Texte // << T'imagines-tu (...) qu'Achille aurait suivi Patrocle dans la mort, que votre Codros serait allé au devant de la mort pour conserver la royauté à ses enfants, si tous ils ne s'étaient imaginés laisser de leur excellence un souvenir immortel, celui que nous conservons encore d'eux ? Tant s'en faut, poursuivit-elle. C'est plutôt, j'imagine, pour que leur excellence reste immortelle et pour obtenir une telle renommée glorieuse que les êtres humains dans leur ensemble font tout ce qu'ils font (...) Car c'est l'immortalité qu'ils aiment >>, Platon, Le Banquet, 208 c1e1 (traduction Luc Brisson)

Hegel développera un raisonnement analogue en montrant que tout désir est en son fond un désir de reconnaissance : lorsque nous désirons tel objet, tel mode de vie... nous désirons en fait que notre valeur soit reconnue par les autres. Or, nous n'aurons selon Hegel jamais assez de reconnaissance car nous savons que nous sommes mortels et souffrons d'une blessure non cicatrisable. Ne peut-on alors dire que c'est l'essence même du désir de viser l'impossible ? L'éternité, la reconnaissance totale et définitive de sa valeur, mais aussi la toute puissance, la perfection, le bonheur parfait... Tous nos désirs ne visent-ils pas, en secret, un tel impossible ? N'est-ce pas d'ailleurs ce qui en fait la force ? Que reste-t-il du désir humain s'il n'est plus désir de l'impossible ?

C'est peut-être bien ce qui distingue le désir du besoin.
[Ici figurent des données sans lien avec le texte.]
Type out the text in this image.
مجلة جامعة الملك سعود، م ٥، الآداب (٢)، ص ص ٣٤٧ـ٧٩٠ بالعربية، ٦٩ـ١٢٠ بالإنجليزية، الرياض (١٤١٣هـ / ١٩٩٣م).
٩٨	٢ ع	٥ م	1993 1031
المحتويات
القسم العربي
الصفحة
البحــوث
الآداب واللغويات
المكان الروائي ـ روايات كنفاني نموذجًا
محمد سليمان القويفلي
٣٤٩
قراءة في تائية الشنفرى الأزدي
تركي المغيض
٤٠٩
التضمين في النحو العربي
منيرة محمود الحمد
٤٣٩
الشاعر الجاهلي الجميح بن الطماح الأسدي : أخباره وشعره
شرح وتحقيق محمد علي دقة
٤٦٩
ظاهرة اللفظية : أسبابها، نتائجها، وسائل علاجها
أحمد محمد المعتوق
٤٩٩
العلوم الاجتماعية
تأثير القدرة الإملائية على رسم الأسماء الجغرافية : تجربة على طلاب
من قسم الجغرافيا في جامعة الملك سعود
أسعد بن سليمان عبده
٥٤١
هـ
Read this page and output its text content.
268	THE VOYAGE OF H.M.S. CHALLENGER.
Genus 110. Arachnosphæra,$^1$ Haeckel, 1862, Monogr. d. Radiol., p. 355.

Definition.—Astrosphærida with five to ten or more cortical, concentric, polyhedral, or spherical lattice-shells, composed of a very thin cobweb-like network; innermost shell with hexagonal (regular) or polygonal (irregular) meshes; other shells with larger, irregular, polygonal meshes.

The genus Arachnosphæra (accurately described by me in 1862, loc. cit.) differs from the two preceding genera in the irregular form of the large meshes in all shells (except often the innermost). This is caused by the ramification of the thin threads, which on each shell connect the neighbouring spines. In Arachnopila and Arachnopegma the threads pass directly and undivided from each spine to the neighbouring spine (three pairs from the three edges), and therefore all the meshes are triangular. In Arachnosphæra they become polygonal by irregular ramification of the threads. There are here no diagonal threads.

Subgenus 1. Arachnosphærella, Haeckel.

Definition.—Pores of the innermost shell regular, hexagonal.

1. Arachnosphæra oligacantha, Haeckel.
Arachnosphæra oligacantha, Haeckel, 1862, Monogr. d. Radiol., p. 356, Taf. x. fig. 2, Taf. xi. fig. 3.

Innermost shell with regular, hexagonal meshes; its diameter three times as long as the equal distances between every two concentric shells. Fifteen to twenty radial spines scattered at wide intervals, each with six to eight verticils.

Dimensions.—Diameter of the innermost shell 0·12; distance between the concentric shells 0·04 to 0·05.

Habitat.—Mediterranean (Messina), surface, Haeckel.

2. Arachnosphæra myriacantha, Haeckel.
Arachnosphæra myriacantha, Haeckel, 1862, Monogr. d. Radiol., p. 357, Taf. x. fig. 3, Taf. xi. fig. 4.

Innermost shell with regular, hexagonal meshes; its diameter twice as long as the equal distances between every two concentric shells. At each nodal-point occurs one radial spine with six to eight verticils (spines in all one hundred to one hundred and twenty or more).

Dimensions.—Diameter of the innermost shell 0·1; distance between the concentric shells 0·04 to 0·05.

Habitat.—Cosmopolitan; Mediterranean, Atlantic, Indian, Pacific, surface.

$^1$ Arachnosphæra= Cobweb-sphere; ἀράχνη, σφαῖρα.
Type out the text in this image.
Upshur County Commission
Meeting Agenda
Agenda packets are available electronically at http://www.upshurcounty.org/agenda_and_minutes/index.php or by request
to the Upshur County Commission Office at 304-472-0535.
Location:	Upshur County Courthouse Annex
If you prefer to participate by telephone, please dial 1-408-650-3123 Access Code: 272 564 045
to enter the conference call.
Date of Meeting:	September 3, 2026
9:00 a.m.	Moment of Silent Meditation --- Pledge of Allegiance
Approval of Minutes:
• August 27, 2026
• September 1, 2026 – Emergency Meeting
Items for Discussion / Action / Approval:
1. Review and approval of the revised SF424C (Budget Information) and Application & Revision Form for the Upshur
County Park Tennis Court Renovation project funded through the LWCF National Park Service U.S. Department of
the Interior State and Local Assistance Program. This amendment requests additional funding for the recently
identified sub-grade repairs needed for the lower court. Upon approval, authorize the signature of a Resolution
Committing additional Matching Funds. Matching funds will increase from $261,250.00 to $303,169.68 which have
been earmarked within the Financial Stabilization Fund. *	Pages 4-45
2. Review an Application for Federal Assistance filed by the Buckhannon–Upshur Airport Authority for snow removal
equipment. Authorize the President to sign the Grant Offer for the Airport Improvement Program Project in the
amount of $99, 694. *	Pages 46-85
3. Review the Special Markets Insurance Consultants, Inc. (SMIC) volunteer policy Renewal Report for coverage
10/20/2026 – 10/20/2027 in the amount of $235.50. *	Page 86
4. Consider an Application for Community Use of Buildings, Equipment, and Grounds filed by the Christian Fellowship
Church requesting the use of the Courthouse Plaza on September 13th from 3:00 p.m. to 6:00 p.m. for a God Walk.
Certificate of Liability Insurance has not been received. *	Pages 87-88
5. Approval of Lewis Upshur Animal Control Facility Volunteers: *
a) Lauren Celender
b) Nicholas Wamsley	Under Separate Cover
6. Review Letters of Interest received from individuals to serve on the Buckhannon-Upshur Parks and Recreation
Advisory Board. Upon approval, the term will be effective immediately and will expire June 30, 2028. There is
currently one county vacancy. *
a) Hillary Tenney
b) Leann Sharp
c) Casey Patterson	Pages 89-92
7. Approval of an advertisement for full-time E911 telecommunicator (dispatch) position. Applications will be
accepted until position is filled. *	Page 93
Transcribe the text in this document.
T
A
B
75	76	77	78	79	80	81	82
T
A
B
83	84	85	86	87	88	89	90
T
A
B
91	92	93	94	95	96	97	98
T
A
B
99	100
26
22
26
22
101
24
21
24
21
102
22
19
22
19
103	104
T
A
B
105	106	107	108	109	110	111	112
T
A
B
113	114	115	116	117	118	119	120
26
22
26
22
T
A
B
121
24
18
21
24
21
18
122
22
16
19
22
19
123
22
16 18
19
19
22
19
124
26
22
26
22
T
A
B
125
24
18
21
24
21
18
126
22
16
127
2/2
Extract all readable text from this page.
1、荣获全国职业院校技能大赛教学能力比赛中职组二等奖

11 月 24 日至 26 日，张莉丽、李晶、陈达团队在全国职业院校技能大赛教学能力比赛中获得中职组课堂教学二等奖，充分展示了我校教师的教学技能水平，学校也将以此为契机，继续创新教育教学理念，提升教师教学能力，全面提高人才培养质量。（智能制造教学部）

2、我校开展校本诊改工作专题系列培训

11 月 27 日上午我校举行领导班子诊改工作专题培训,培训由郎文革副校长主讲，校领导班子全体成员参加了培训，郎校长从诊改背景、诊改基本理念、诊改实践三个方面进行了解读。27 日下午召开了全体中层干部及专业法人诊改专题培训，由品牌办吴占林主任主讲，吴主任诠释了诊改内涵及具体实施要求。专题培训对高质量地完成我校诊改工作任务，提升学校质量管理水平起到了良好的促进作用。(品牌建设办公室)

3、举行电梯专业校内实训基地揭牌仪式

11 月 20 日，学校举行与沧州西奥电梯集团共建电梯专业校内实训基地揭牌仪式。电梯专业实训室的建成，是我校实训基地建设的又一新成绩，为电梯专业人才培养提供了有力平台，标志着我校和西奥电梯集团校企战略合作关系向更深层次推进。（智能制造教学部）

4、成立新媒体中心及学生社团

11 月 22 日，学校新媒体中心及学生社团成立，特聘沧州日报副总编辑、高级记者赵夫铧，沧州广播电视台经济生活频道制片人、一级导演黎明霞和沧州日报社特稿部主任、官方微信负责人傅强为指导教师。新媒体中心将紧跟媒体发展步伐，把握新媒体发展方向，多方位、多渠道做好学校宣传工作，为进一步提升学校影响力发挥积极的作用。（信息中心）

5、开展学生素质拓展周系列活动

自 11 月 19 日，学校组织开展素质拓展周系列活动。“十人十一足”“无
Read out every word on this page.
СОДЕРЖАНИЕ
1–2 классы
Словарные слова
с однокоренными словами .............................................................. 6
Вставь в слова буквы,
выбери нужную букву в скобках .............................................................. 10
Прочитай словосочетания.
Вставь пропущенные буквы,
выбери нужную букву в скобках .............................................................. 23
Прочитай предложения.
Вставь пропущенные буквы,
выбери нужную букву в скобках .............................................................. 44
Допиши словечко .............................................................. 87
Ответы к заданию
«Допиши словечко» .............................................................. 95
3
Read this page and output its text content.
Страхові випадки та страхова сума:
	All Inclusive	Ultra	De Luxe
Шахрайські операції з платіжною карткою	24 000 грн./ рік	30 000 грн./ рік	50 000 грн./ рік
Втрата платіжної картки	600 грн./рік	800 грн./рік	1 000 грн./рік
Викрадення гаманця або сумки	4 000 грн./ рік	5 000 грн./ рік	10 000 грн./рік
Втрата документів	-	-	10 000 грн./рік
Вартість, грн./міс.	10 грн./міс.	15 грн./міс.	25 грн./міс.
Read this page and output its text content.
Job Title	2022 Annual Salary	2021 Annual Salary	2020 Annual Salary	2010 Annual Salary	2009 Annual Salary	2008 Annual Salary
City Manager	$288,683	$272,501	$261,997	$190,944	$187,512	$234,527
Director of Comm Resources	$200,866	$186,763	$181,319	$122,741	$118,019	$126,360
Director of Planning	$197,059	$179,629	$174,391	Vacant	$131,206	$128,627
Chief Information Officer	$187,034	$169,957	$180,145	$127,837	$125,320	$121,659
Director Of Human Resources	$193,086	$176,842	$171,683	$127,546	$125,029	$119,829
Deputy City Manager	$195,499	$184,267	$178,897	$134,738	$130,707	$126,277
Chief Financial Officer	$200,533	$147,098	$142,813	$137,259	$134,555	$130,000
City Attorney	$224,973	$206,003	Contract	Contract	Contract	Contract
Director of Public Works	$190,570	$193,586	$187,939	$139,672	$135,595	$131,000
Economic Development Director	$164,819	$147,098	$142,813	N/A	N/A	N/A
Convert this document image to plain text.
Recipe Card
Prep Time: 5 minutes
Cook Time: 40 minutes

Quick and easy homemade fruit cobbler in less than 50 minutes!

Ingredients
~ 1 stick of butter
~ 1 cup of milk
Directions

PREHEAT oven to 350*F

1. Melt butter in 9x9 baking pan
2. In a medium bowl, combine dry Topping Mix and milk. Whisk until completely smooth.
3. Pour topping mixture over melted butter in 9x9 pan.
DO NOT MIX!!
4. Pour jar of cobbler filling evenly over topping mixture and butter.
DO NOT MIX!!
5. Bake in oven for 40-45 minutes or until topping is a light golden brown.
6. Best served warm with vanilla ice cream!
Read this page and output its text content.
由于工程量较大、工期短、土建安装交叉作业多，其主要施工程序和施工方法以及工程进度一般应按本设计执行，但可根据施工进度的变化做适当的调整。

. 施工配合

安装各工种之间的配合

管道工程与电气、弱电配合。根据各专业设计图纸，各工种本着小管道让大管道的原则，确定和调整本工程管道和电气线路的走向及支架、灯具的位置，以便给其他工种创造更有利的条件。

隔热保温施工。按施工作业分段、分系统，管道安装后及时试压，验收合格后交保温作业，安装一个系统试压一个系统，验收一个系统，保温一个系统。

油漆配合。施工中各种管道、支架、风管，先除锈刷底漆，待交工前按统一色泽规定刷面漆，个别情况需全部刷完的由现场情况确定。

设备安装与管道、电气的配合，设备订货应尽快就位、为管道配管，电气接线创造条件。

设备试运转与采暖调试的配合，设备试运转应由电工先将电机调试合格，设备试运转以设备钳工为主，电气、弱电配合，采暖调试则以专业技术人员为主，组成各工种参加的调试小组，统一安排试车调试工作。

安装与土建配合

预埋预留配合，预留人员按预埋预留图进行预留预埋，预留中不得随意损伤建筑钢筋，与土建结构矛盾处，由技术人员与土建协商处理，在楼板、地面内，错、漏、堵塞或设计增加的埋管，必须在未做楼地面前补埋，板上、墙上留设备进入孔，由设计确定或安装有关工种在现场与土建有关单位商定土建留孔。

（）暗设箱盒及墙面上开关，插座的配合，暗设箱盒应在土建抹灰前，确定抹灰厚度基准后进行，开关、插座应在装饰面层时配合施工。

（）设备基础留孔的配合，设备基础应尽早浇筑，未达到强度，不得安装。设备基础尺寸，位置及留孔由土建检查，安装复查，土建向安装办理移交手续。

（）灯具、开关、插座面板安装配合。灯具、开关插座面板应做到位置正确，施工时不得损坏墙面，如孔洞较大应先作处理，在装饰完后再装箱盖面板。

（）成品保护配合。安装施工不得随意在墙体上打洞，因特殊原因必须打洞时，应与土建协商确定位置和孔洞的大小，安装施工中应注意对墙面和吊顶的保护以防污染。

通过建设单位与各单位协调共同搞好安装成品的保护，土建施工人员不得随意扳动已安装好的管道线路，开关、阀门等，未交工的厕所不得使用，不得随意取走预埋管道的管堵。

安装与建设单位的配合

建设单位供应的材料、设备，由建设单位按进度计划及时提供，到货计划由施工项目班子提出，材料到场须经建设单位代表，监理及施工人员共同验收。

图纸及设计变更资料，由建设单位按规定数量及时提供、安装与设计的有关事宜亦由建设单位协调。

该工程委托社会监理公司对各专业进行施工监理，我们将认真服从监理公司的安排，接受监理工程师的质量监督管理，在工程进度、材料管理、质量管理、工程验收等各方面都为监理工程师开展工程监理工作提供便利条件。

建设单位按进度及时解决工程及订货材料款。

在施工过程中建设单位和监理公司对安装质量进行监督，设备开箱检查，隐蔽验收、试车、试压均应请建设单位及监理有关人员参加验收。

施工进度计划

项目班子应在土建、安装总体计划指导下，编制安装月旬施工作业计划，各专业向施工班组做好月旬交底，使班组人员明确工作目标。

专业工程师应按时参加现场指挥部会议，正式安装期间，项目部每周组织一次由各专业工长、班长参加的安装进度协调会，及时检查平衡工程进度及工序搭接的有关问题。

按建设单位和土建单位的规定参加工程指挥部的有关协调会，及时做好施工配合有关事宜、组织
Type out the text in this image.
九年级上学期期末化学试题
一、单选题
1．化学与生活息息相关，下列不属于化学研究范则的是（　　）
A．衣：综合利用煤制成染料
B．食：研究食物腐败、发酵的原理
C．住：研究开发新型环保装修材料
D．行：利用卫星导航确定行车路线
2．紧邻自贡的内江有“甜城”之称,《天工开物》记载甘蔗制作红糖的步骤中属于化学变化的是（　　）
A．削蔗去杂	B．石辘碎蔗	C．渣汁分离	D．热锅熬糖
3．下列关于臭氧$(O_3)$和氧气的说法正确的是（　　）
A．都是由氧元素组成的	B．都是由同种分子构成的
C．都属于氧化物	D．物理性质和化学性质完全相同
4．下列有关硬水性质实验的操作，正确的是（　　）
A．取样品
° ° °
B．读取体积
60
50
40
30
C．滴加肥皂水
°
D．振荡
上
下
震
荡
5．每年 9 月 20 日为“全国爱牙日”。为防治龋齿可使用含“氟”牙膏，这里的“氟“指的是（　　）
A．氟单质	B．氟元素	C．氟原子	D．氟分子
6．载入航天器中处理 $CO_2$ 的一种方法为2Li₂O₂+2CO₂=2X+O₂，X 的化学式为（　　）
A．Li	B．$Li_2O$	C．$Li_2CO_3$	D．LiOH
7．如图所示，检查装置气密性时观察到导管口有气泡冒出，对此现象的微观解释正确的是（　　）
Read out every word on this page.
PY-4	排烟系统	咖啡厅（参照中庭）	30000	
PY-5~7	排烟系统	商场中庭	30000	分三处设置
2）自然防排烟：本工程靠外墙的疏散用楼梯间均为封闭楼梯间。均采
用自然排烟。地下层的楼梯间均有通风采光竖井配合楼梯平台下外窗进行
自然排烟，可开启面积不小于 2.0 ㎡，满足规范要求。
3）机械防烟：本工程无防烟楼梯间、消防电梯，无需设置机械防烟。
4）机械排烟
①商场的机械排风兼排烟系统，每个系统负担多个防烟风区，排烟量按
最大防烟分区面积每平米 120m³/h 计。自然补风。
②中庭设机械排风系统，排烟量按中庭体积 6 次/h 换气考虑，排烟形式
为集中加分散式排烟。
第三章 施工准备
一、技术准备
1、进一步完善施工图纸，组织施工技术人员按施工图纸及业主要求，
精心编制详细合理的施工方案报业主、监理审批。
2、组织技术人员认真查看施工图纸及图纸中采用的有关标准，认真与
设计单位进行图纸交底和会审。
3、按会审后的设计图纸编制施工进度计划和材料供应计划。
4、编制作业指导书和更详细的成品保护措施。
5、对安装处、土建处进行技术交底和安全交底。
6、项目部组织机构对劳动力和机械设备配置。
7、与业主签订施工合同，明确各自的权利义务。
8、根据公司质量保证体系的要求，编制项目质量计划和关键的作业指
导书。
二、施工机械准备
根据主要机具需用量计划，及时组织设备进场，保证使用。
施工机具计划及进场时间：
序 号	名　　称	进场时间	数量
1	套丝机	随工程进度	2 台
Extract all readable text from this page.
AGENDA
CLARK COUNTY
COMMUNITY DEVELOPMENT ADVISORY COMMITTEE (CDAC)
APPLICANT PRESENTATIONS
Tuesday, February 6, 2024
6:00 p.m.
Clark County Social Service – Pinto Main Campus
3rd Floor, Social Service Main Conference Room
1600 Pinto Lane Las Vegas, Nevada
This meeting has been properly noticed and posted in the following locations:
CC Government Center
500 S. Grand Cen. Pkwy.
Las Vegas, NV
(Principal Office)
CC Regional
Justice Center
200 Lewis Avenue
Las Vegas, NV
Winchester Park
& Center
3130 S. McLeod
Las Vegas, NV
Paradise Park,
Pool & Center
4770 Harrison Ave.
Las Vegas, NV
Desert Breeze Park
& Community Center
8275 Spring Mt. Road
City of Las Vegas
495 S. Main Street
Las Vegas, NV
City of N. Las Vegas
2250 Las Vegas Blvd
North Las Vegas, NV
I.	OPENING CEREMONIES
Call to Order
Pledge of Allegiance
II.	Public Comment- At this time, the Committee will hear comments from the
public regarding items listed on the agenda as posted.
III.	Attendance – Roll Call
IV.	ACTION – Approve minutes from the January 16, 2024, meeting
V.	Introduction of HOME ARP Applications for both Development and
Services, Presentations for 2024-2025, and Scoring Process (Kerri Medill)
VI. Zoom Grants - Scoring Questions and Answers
La plupart du temps, lorsque nous respectons les conditions de vie normale de la nature humaine, les besoins sont possibles à satisfaire. Si le désir n'est pas le besoin, c'est peut-être justement qu'il vise l'impossible. Il n'est donc pas absurde de désirer l'impossible : c'est le sens même, certes souvent caché, du désir.

Mais plus encore, si nous pensons que tous nos désirs visent en fait plus ou moins secrètement des absolus, des << impossibles >> comme l'éternité, la perfection, la reconnaissance, le bonheur...alors ils ne sont pas absurdes, insensés, mais pour une autre raison : ils donnent un sens à notre vie.

(Transition)

C'est pourquoi il nous faut maintenant distinguer, au sein de ces désirs visant l'impossible, ceux qui ont ce pouvoir, même lorsqu'ils sont non

satisfaits, de réguler positivement notre vie, de ceux qui, trop déconnectés du réel, n'ont pas ce pouvoir positif. Autrement dit, il faut distinguer l'impossible comme idéal régulateur de l'impossible comme utopie dangereuse.